In retrospect, I should have been practicing Test-Driven Development, or at least unit testing of some sort. This, however, presents a challenge in itself, since testing frameworks for Arduino projects are slim, and most lack certain desirable features. The ArduinoUnit framework looked promising, and I was about to roll back a few commits and start using it for tests, but then tragedy struck: the audio adapter’s onboard microphone stopped processing input, and replacing it didn’t fix the problem (maybe I didn’t remove enough of the initial solder?). I attempted to connect a peripheral line-in audio jack, but that didn’t register either, so I either botched that, too, or there is a fundamental connection issue with the audio adapter. Since we’re past the point when we should be focusing on hardware connections, I instantly purchased a whole new adapter. While I appreciate the soldering experience, I made sure to buy one with pin headers attached, so I could dive right back into development when it arrives.
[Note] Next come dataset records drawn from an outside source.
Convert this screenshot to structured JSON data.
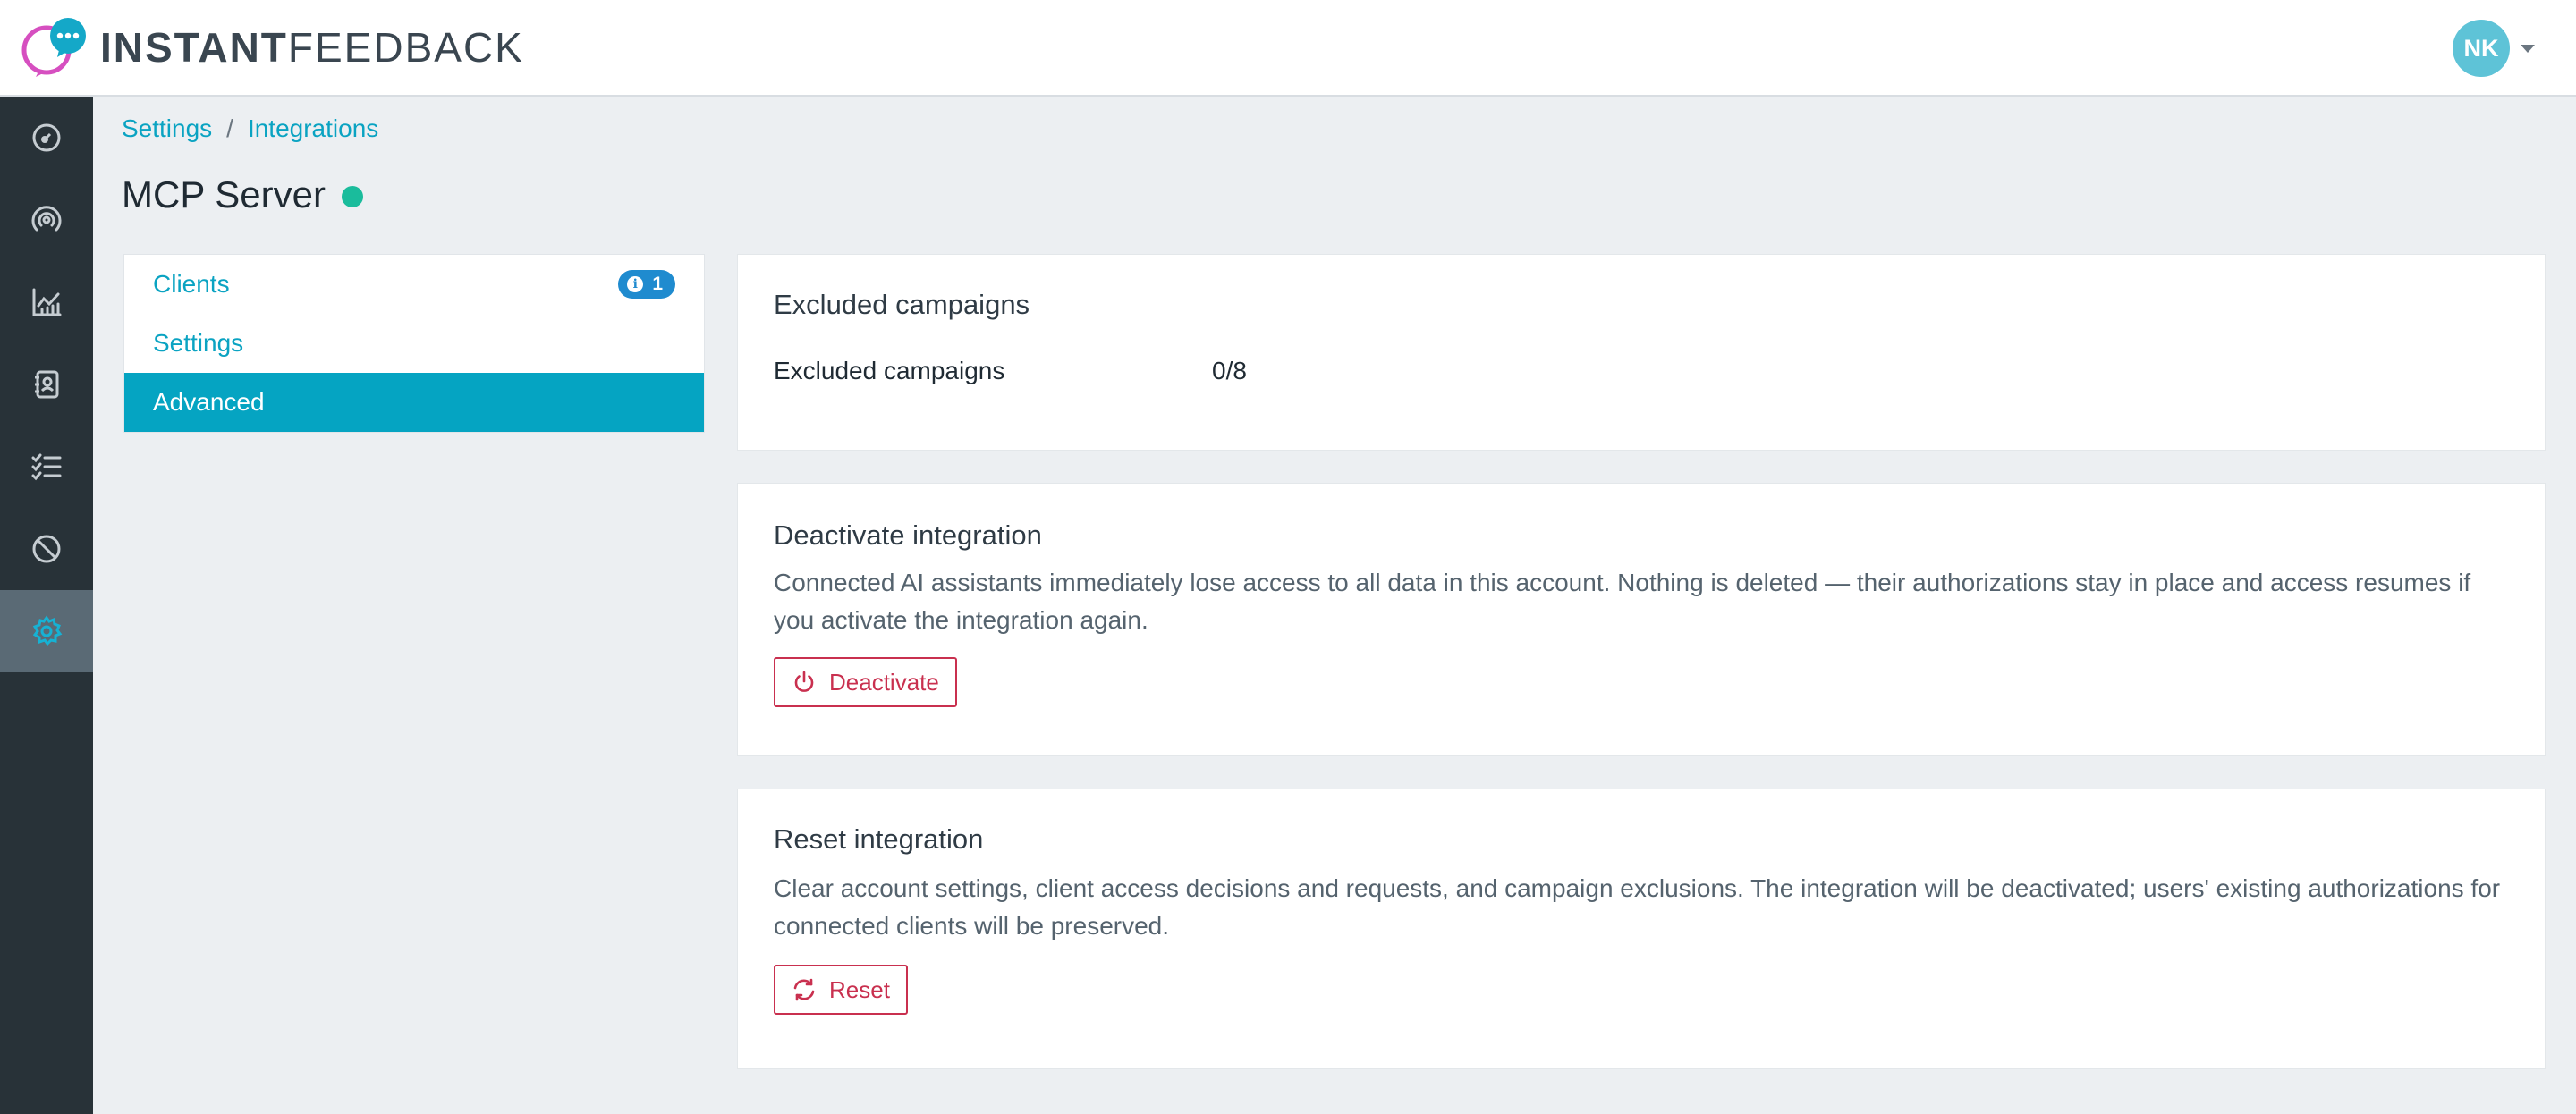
{
  "app": {
    "logo_bold": "INSTANT",
    "logo_light": "FEEDBACK",
    "user_initials": "NK"
  },
  "sidebar": {
    "items": [
      {
        "icon": "dashboard-gauge-icon"
      },
      {
        "icon": "broadcast-icon"
      },
      {
        "icon": "analytics-chart-icon"
      },
      {
        "icon": "contacts-book-icon"
      },
      {
        "icon": "checklist-icon"
      },
      {
        "icon": "blocked-icon"
      },
      {
        "icon": "settings-gear-icon",
        "active": true
      }
    ]
  },
  "breadcrumb": {
    "items": [
      "Settings",
      "Integrations"
    ],
    "separator": "/"
  },
  "page": {
    "title": "MCP Server",
    "status_color": "#1abc9c"
  },
  "subnav": {
    "clients_label": "Clients",
    "clients_badge": "1",
    "settings_label": "Settings",
    "advanced_label": "Advanced"
  },
  "excluded": {
    "title": "Excluded campaigns",
    "row_label": "Excluded campaigns",
    "row_value": "0/8"
  },
  "deactivate": {
    "title": "Deactivate integration",
    "description": "Connected AI assistants immediately lose access to all data in this account. Nothing is deleted — their authorizations stay in place and access resumes if you activate the integration again.",
    "button_label": "Deactivate"
  },
  "reset": {
    "title": "Reset integration",
    "description": "Clear account settings, client access decisions and requests, and campaign exclusions. The integration will be deactivated; users' existing authorizations for connected clients will be preserved.",
    "button_label": "Reset"
  },
  "colors": {
    "accent": "#05a4c2",
    "danger": "#c9304f",
    "sidebar": "#283238"
  }
}
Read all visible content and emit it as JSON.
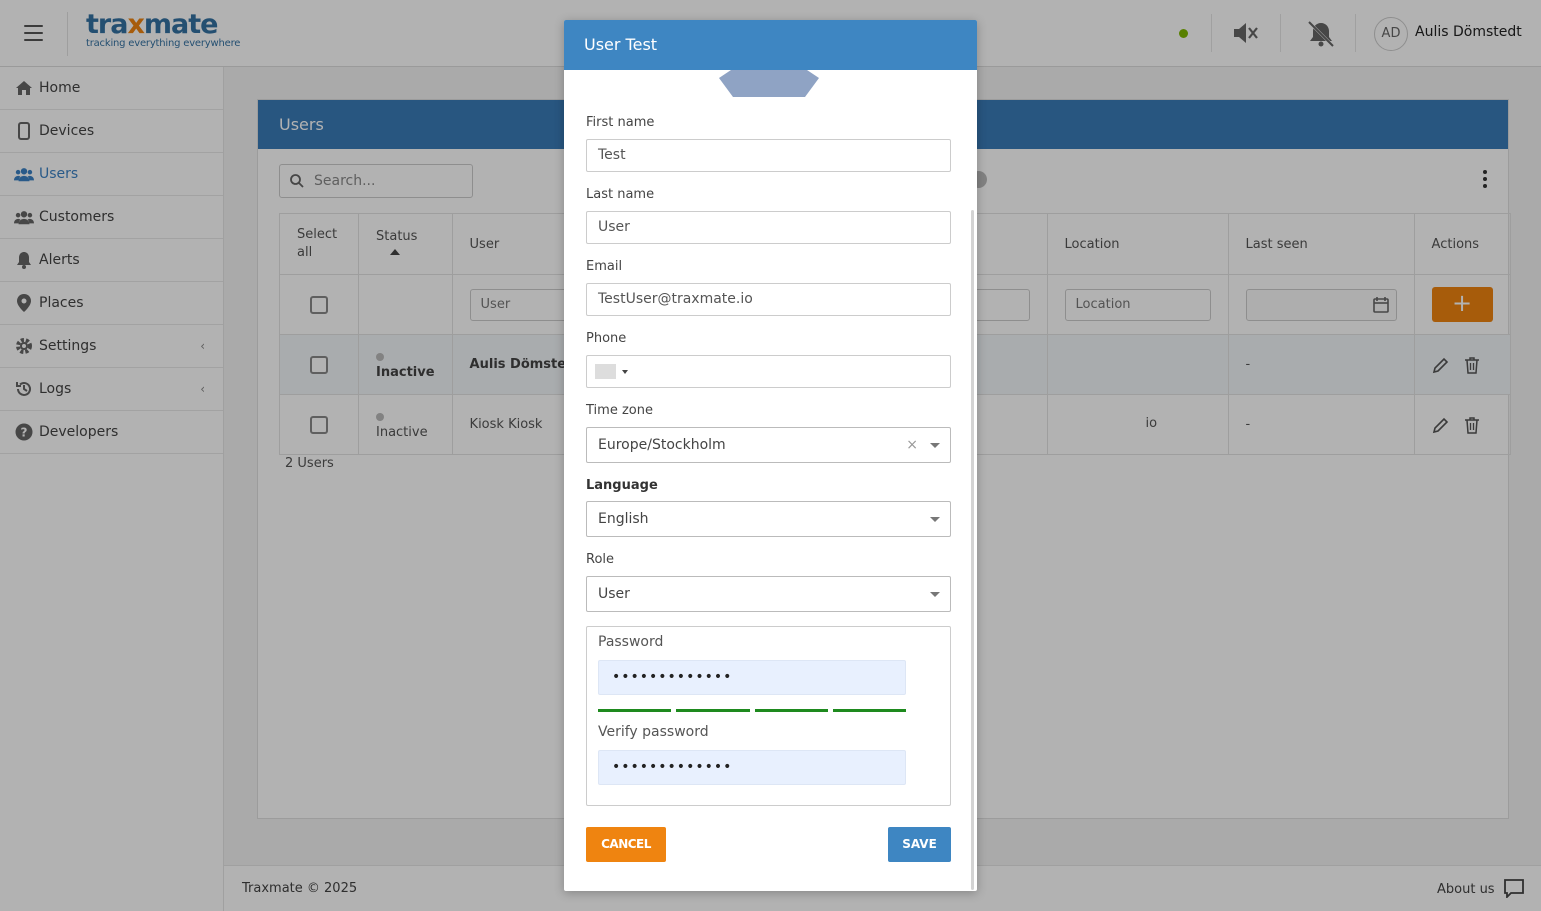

In the meantime, I found a different framework that allows for unit testing without a physical device, Arduino-CI. It doesn’t use a virtual machine emulator; rather, it tests the program as if it were a C++ program running on the computer. This is mainly intended to test libraries, but it can test compilation of “sketches” and, with some tweaks, it can also perform unit tests on the sketches (the functionality under inspection simply needs to be extracted from the
.ino file into a
.cpp file. Here comes another learning curve, I hope it’s not too steep!